By the standards of retailing, Apple offers above average pay — well above the minimum wage of $7.25 and better than the Gap, though slightly less than Lululemon, the yoga and athletic apparel chain, where sales staff earn about $12 an hour. The company also offers very good benefits for a retailer, including health care, 401(k) contributions and the chance to buy company stock, as well as Apple products, at a discount.
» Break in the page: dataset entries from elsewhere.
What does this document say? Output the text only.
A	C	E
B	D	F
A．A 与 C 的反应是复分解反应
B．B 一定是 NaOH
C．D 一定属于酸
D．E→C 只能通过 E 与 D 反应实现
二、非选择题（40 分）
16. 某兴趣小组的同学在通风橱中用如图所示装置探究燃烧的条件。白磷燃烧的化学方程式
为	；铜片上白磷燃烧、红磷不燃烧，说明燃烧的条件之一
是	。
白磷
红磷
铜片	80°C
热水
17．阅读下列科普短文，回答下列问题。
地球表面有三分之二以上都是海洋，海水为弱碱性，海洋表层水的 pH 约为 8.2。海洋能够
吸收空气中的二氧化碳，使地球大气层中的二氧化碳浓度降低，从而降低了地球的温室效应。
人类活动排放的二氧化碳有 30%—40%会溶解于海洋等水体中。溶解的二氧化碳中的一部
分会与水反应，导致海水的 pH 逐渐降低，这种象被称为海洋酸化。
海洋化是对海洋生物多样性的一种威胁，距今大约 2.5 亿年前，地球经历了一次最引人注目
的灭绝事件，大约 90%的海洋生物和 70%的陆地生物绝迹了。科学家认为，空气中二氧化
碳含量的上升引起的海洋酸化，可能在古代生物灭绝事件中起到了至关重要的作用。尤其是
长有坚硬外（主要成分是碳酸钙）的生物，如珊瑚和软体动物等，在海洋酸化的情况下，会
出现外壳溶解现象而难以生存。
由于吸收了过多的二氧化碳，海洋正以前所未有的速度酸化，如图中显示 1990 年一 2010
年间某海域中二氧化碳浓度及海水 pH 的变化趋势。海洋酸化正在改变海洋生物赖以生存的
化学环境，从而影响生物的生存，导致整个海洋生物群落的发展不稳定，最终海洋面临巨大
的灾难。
They are also in some ways following many standard recommendations for good retail operations in how they treat their staff. We have had a couple of posts related to by Zeynep Ton’s recent HBR on retail staffing (Why “Good Jobs” Are Good for Retailers, Jan-Feb). She argues that retailers benefit from investing in workers — providing training and aiming for longer tenures. Apple does this. The article reports that training can run from a few days to several weeks (also see this post). And while turnover may be higher than they hope for, it generally seems better than most retail firms.
Managers often tell new workers that they hope to get six years of service, former employees say. “That was what we heard all the time,” says Shane Garcia, a former Apple Store manager in Chicago. “Six years.” But the average tenure is two and a half years, says a person familiar with the company’s retention numbers, and as foot traffic has increased, turnover rates in many stores have increased, too. Internal surveys at stores have also found surprising dissatisfaction levels, particularly among technicians, or “geniuses” in Apple’s parlance, who work at what is called the Genius Bar. Apple declined requests for interviews for this article. Instead, the company issued a statement:
“Thousands of incredibly talented professionals work behind the Genius Bar and deliver the best customer service in the world. The annual retention rate for Geniuses is almost 90%, which is unheard-of in the retail industry, and shows how passionate they are about their customers and their careers at Apple.”
One thing that Apple might not do well is provide opportunities for advancement.
At some point, employees either realize they won’t rise, or rise as high as they can.
“The disillusionment settles in not because of pay,” says Graham Marley, the former part-time salesman, “though pay is part of it. What happens is you realize that they want you to spend years there, but there is no actual career path.”
An exception is the job of manager, and Apple is often diligent about elevating from within its ranks of high achievers. Though not always. After the great influx that started with the iPhone, the company started plucking managers from stores like the Gap and Banana Republic. From employees who were around in the pre-2007 era, you can hear occasional laments about the gradual “Gapification of Apple.”
At many levels, this is also not surprising. Apple unlike, say, Target, isn’t first and foremost a retailing company. The real driver of the firm’s success is its engineering and design prowess. Being able to sell iPads doesn’t necessarily qualify one for working on the next version of the product. Even if we focus on the retailing side, there does not seem to be much of a role for say merchandising or purchasing expertise. Beyond accessories, everything is coming from Apple and you sell the amount the company sends you. That does not seem the broad set of skills one might gain working up the retail ladder at another mall-based retail chain.
So is working at the Apple Store a bad job? I think not — certainly not as retail jobs go. Working in retail is largely miserable. Apple offers enough that it has plenty of applicants. The actual job might not be harder than people expect but the workers are at least trained to be successful at it. Further, I would expect that ex-Apple workers are attractive to other organizations. These people have been trained to serve (over selling outright) and have to function in high volume, stressed environments. Shouldn’t other service organizations want workers who have proven they can work in such settings?